К волне моей, к волне моей приникнем
И будем мы, как каменный овал.
Смотрю в глаза. Зачем, зачем твой лик нем?
Зачем меня восторг околдовал?

— Вам нравится?

— Как вам сказать…

— Боже мой, конечно откровенно.

— Нет.

Длинные коридоры, из которых один освещен, другие совсем нет, постепенно наполнялись публикой. Молодежи, как всегда на литературных вечерах, было больше. Молодые лица, улыбки, еще свежие и юные. Восторженные взгляды, смех, шепот. Боря стоит в углу, у окна не освещенного совсем. О чем-то думает.

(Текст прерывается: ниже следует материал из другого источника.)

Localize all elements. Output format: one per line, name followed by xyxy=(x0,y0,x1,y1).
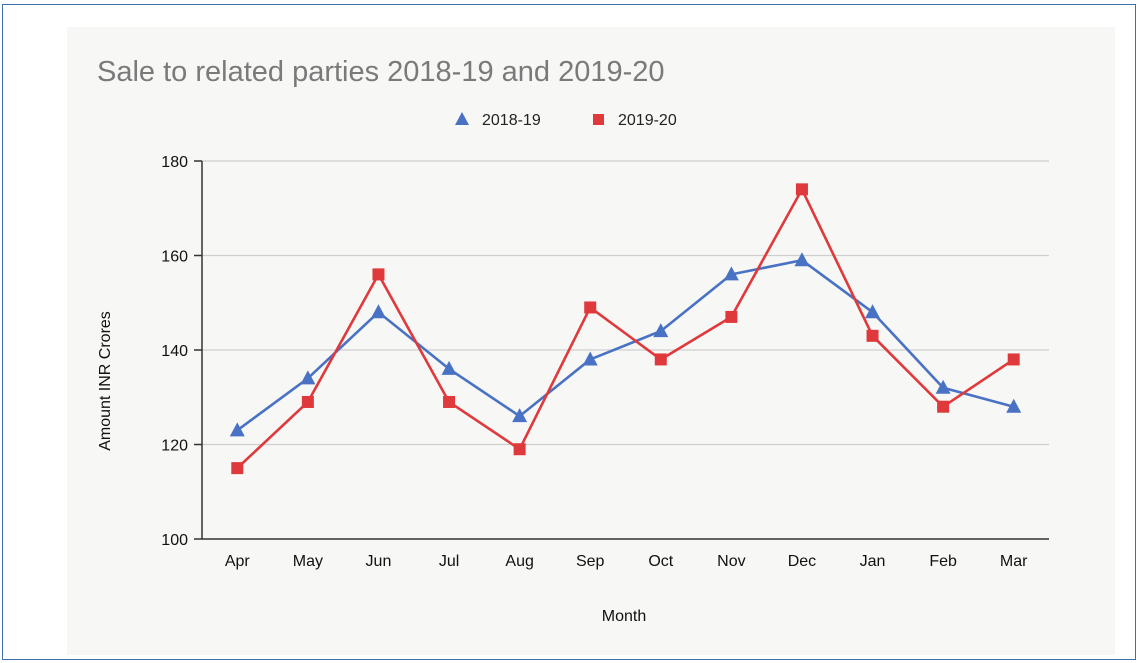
y-tick-label-140: 140 xyxy=(161,343,188,360)
point-2018-19-feb xyxy=(935,379,951,394)
y-tick-label-180: 180 xyxy=(161,154,188,171)
legend-square-marker xyxy=(593,114,604,125)
point-2019-20-dec xyxy=(795,183,808,196)
legend: 2018-19 2019-20 xyxy=(455,112,677,129)
series-line-2019-20 xyxy=(236,188,1015,470)
x-tick-label-jan: Jan xyxy=(860,553,886,570)
x-tick-label-mar: Mar xyxy=(1000,553,1028,570)
legend-label-2018-19: 2018-19 xyxy=(482,112,541,129)
x-tick-label-oct: Oct xyxy=(648,553,673,570)
point-2018-19-jun xyxy=(370,304,386,319)
point-2019-20-may xyxy=(301,395,314,408)
chart-panel: Sale to related parties 2018-19 and 2019… xyxy=(67,27,1115,655)
legend-item-2019-20: 2019-20 xyxy=(593,112,677,129)
point-2018-19-nov xyxy=(723,266,739,281)
x-axis-title: Month xyxy=(602,608,646,625)
point-2018-19-may xyxy=(300,370,316,385)
chart-frame: Sale to related parties 2018-19 and 2019… xyxy=(2,4,1136,660)
x-tick-label-feb: Feb xyxy=(929,553,957,570)
x-tick-label-apr: Apr xyxy=(225,553,251,570)
point-2018-19-jan xyxy=(865,304,881,319)
legend-label-2019-20: 2019-20 xyxy=(618,112,677,129)
point-2018-19-jul xyxy=(441,360,457,375)
chart-title: Sale to related parties 2018-19 and 2019… xyxy=(97,56,665,88)
x-tick-label-aug: Aug xyxy=(505,553,533,570)
point-2019-20-mar xyxy=(1007,353,1020,366)
point-2019-20-jun xyxy=(372,268,385,281)
legend-triangle-marker xyxy=(455,112,469,125)
point-2019-20-feb xyxy=(937,400,950,413)
point-2019-20-aug xyxy=(513,443,526,456)
y-axis-title: Amount INR Crores xyxy=(97,311,114,451)
point-2018-19-apr xyxy=(229,422,245,437)
point-2019-20-apr xyxy=(231,462,244,475)
legend-item-2018-19: 2018-19 xyxy=(455,112,541,129)
y-tick-label-100: 100 xyxy=(161,532,188,549)
point-2019-20-oct xyxy=(654,353,667,366)
x-tick-label-may: May xyxy=(293,553,323,570)
point-2018-19-dec xyxy=(794,252,810,267)
point-2019-20-jul xyxy=(443,395,456,408)
plot-area: 100 120 140 160 180 Apr May Jun Jul Aug Sep Oct Nov D… xyxy=(161,154,1049,570)
point-2018-19-oct xyxy=(653,323,669,338)
point-2018-19-aug xyxy=(512,408,528,423)
line-chart: Sale to related parties 2018-19 and 2019… xyxy=(97,56,1049,625)
y-tick-label-160: 160 xyxy=(161,249,188,266)
x-tick-label-jul: Jul xyxy=(439,553,459,570)
point-2019-20-jan xyxy=(866,329,879,342)
point-2019-20-nov xyxy=(725,310,738,323)
point-2018-19-sep xyxy=(582,351,598,366)
x-tick-label-sep: Sep xyxy=(576,553,605,570)
point-2018-19-mar xyxy=(1006,398,1022,413)
y-tick-label-120: 120 xyxy=(161,438,188,455)
x-tick-label-nov: Nov xyxy=(717,553,745,570)
point-2019-20-sep xyxy=(584,301,597,314)
x-tick-label-dec: Dec xyxy=(788,553,816,570)
series-line-2018-19 xyxy=(236,258,1015,432)
x-tick-label-jun: Jun xyxy=(366,553,392,570)
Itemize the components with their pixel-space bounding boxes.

Темные глаза печальны.

— Кто читает?

— Литвинов.

— Литвинов читает, скорей идемте, мы опоздаем.

— Еще не началось.

Толпа бросилась в залу. Коридоры опустели.

— Вы тоже здесь?

— Да.

— В штатском?

— Я с военной формой распростился. — Карл Константинович в штатском старом костюме, какой-то нескладный и неузнаваемый.

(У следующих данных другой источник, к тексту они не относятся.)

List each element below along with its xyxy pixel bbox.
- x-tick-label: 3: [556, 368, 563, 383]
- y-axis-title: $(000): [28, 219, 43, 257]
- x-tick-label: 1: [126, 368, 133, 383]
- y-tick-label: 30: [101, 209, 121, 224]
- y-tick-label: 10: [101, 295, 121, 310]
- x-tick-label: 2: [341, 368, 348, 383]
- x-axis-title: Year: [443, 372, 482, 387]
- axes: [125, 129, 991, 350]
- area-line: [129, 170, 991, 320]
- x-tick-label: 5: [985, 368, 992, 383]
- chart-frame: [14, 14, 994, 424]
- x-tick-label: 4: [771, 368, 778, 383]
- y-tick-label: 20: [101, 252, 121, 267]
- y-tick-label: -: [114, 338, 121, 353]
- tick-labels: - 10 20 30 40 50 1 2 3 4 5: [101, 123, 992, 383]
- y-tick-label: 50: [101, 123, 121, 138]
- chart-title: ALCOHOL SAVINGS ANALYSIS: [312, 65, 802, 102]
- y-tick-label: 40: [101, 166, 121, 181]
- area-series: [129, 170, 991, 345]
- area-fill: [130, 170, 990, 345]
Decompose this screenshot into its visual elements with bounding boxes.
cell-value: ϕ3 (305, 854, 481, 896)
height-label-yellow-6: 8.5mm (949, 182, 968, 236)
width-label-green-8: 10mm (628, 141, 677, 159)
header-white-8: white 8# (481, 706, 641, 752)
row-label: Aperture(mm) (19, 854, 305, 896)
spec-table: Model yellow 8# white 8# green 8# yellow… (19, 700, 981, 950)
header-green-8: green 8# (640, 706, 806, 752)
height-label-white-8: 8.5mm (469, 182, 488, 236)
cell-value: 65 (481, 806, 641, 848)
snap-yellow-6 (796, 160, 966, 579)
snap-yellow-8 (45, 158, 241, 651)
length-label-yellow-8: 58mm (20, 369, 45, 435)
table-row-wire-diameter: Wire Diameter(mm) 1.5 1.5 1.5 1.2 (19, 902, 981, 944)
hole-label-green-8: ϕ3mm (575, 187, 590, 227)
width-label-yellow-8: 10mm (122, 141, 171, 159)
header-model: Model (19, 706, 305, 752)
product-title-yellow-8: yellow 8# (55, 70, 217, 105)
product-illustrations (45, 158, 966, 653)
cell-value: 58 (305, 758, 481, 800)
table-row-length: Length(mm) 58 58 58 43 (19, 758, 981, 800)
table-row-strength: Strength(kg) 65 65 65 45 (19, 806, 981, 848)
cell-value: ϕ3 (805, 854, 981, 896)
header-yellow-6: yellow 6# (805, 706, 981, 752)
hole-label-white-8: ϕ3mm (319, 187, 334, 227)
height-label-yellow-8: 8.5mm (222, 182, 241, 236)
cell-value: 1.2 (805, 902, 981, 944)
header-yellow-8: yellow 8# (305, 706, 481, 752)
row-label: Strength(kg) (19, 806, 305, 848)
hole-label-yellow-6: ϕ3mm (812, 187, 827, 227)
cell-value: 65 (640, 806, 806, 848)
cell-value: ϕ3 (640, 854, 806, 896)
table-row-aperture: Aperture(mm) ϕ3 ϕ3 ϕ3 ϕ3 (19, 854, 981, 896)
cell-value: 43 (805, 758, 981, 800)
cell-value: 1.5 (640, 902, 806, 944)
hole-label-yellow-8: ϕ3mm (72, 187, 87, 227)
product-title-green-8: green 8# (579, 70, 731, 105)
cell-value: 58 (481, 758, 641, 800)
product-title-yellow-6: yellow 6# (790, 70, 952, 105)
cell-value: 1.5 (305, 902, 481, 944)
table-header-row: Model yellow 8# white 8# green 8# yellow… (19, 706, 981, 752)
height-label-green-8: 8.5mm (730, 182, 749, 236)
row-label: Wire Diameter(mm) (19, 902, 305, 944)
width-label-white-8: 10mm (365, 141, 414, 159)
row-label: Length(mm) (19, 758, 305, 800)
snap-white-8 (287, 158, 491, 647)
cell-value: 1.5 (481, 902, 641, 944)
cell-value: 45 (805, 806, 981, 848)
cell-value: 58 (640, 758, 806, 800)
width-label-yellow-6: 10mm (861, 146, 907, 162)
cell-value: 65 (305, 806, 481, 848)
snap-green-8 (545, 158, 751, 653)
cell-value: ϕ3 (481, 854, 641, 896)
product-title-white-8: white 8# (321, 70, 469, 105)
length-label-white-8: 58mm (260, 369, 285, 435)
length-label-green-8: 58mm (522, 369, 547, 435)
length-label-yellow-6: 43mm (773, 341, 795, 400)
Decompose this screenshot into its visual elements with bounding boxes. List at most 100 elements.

Борины глаза удивленно раскрываются.

— Совсем?

— Совсем.

— Почему это?

— Да так. Потом расскажу подробнее. История одна. Это грустно.

— Что?

— Да все. Однако, идемте, уже началось.

Я пою, и мне море вторит.
Я плыву, и волна горит.
Забываю последнее горе,
Забываю, что сердце таит.
И вокруг заходящие волны
И вокруг — печаль, испуг.
Я неясным восторгом полный
Целую пальцы рук…
И опять зеленая пена.
И вокруг — печаль моя.
Я люблю. Ты любишь. Измена.
Чья любовь? Моя? Твоя?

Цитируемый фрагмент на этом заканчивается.